An initial financial planning effort was undertaken in 2004 and later updated in 2005. The proposed financial plan is achievable, based on the support of several key constituencies. Specifically, relatively dedicated utilization and admissions support will be required from the LSU faculty. Additionally, state funding should be maintained with incremental growth. Finally, as MCLNO seeks to expand its primary care network in partnership with the City of New Orleans, ongoing support from local government will be required.

The essential elements of the financial plan include realizing significant savings as a result of consolidation of the two existing facilities, increasing the external support base by 3% annually, increasing the gross charge rates by 6% annually from FY 2007 Ð FY 2011 and growing them 4% annually thereafter, gradually improving the commercial collection rate from FY 2007 to FY 2011 to 85% and holding it thereafter as well as capturing an additional 2,000 paying patient discharges by FY 2013 as a result of opening the new facility.

Key programs include the enhancement of the Level I Trauma Center and post-trauma-related services, the enhancement of geriatric services, the enhancement of already strong disease management capabilities in order to better manage the health status of at-risk populations, the potential joint partnership with the City of New Orleans in the establishment of satellite primary care clinics throughout the city and the expansion of clinical research opportunities.

The success of the financial plan is also based on successful operations initiatives, capital requirements and external funding.
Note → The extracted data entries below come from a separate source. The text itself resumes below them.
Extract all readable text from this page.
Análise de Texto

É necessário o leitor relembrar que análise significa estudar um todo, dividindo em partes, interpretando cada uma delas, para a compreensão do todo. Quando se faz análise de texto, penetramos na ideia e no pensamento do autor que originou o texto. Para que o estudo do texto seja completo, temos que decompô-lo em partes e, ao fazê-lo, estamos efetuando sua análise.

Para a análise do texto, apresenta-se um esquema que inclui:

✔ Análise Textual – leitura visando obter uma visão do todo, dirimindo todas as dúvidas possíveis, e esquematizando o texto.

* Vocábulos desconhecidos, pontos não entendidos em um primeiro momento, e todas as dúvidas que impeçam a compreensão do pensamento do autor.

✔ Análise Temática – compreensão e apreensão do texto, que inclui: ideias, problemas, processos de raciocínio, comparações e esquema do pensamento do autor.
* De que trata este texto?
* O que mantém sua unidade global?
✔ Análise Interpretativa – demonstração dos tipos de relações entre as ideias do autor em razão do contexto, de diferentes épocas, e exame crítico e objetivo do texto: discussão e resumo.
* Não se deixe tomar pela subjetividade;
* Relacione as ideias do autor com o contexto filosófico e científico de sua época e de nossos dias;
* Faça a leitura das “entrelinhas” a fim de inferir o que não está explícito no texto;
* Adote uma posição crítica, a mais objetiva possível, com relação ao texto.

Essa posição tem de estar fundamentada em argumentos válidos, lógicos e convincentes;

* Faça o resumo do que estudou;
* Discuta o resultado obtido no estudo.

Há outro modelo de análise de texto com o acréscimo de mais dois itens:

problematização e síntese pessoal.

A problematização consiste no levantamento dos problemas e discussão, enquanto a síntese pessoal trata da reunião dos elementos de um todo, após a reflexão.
Recommended operational changes include improving the charge structure and paying patient collections to industry norms. The improvement of patient flow, management process and IT/business system infrastructure is also recommended, along with maintaining productivity at least consistent with current levels.

From a strategic standpoint, infrastructure improvements, faculty support, physician network, revised clinic operations and public outreach efforts should be well in place prior to the opening of the new hospital. With respect to capital requirements and external funding, a plan for facility upkeep and reinvestment in equipment is suggested, as well as the obtaining of sufficient state UCC funding and outside funding to assure long-term viability.

A financial plan consistent with the strategic and operating plan described above is summarized below. It results in adequate cash and debt service outcomes in the years after project completion:

Chart

The patient care goals from 2005 - 2014 include a commitment to care for the current market share of the area indigent and a modest annual growth (1.3%) of paying patients to assure some stability for the future of MCLNO.